Simulação em 3D, modelada por Bruno Zanette a partir de um fragmento de cerâmica guarani encontrada em 2021 em meio das Obras de Requalificação da Praça da Matriz, Centro Histórico de Porto Alegre - RS. Sua fabricação está muito distante de nós quando pensamos cronologicamente, pois data aproximadamente para 2000 anos atrás. As ranhuras, quebras e danos dizem muito da longa trajetória do artefato até chegar ao presente e da sua biografia.
Esse vaso foi produzido a partir da argila, essa matéria-prima foi o ponto de partida para um sofisticado trabalho de manufatura, em que realiza-se um processo de preparação da pasta, a constituição da forma, a queima e a pintura. Esse complexo procedimento nos sugere de qual população a pessoa que produziu pode ter feito parte: alguma de exímios ceramistas.
Para o caso do Rio Grande do Sul temos duas possibilidades para pensarmos os grupos com produção de cerâmicas em larga escala, os falantes das línguas Tupi-Guarani e das línguas do tronco Macro-Jê. Sabe-se que essa cerâmica foi coletada na região do município de Entre-Ijuís, no Noroeste do estado, território considerado como ponto de entrada dos Tupiguarani no Rio Grande do Sul, há mais ou menos 2000 anos atrás.

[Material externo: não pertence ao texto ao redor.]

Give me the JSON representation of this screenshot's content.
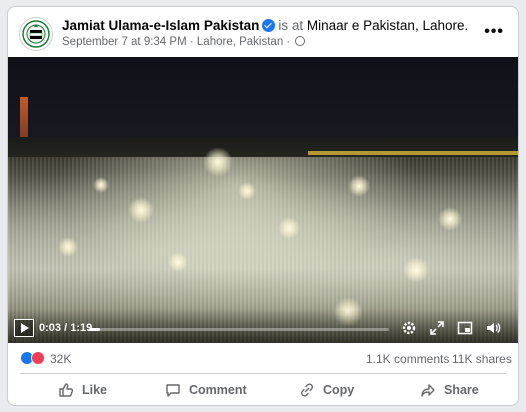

Outro fator que nos indica que o artefato é dessa cultura diz respeito à decoração de sua superfície, consistindo na inclusão de elaborados motivos geométricos em tinta vermelha característicos desse grupo. Ao mesmo tempo, isso nos revela que provavelmente foi uma mulher que a fabricou, pois, via de regra, eram elas as artesãs neste grupo.
Oriundos da amazônia, os Tupiguarani que chegam a partir das migrações seguem os cursos fluviais e se estabelecem próximos a eles, o que relaciona-se com um dos aspectos que caracterizam sua organização social, a agricultura. Essa população plantava diversos tipos de plantas, como mandioca, milho, batata-doce, amendoim e abóboras, diferenciando-se do modo de vida dos grupos de caçadores e coletores que já ocupavam o território.
A forma de identificação arqueológica do local das habitações antigas dessa sociedade são as grandes manchas de terra preta, formadas pelo acúmulo de grande quantidade de cerâmicas. Essa quantia estava relacionada com seu caráter agricultor, já que entre as funcionalidades das cerâmicas estava o armazenamento de alimentos e líquidos. Outros usos podem ser comentados, como o preparo e a distribuição de bebidas fermentadas (cauim) de milho e mandioca, a utilização como panela para cozinhar ou como recipientes para coletar e servir água.
No caso da cerâmica em questão, sabe-se que sua função foi servir como urna funerária, isto é, recebeu em seu interior um indivíduo para ser enterrado. O uso da cerâmica para esse fim poderia ser feita por sepultamento primário, diretamente na urna, ou secundário, em que o sujeito antes é sepultado na terra e depois seus ossos são realocados para dentro do recipiente.
Esse modo de utilização da cerâmica provavelmente não foi o único, já que um mesmo vaso poderia realizar diferentes tarefas em sua vida, e seu formato - denominado cambuchí guaçu no guarani ou “grande talha”- é produzido para a preparação do cauim (ou melhor, dos cauins, como nos mostrou Brochado).